I hope this makes clear the intent of my original email.
Regards,
Nikunj
Maciej Stachowiak wrote:
On Jun 11, 2008, at 1:47 PM, Nikunj Mehta wrote:
Hi Art, Charles,
We have developed a technology, called AtomDB, at Oracle for
transparent, local access to Web application resources when not
connected to a network. This is one of the most frequently requested
features on our mobile applications, which until now has required a
non-Web application solution. Oracle is interested in developing Web
applications for mobile and non-mobile environments that are
resilient to network unreliability.
In the process of developing AtomDB, Oracle has analyzed various
challenges in off line data access. We realize that the Webapps WG is
interested in this area and Oracle is willing to contribute resources
to advance specifications that improve application robustness to
network conditions. We have a specification that we could share with
the WebApps WG, if there is interest.
I look forward to what the working group has to say on this.

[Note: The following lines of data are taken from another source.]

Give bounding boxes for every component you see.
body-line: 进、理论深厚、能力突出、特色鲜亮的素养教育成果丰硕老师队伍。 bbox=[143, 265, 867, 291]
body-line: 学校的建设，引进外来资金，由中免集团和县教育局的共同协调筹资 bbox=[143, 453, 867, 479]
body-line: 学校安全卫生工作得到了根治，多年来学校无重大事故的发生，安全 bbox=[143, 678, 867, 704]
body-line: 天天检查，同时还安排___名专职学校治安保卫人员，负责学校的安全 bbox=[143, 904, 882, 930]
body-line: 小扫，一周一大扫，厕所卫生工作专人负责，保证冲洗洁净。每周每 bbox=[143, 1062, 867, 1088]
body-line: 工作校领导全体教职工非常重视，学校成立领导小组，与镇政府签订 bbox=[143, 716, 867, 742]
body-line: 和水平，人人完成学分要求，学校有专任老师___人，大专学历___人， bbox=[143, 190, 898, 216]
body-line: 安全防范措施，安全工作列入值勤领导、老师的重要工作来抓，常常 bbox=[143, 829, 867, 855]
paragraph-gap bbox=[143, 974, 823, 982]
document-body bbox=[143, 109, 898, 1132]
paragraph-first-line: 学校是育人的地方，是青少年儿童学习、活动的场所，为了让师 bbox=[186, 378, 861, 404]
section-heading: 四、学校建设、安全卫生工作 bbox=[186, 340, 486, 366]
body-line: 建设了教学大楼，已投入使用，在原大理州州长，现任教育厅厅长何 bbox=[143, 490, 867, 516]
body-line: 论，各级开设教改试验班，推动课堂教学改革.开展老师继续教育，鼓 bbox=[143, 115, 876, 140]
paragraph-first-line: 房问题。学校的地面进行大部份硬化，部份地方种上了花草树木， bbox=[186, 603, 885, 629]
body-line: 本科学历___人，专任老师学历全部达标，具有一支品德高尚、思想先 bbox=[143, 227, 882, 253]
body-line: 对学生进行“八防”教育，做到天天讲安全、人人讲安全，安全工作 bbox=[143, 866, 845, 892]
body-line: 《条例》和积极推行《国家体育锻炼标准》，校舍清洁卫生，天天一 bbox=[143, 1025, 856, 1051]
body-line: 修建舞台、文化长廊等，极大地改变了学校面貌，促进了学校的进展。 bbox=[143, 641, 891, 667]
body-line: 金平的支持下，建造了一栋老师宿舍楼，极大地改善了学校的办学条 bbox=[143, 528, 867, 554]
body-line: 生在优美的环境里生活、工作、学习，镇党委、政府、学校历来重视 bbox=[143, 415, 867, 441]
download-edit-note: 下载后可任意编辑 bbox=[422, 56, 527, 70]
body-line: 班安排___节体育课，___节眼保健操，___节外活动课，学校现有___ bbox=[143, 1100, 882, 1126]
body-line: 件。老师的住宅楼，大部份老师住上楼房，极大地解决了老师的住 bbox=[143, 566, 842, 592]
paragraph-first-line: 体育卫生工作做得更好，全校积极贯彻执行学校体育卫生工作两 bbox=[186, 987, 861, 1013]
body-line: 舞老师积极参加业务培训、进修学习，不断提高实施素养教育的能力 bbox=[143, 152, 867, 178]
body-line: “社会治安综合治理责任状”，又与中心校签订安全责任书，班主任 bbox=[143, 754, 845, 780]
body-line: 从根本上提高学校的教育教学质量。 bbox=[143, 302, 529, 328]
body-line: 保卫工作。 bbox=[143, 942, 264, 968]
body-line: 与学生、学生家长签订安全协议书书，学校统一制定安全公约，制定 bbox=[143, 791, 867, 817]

HTML5 includes mechanisms for offline applications and offline data.
The application cache is implemented in the Firefox 3 Release
Candidate and the Safari 4 Developer Preview:
http://www.w3.org/html/wg/html5/#offline
Database storage is in Safari 3.1 and newer:
http://www.w3.org/html/wg/html5/#sql
Google Gears also has features similar to both of these and I believe
those features are planned to converge with the standard.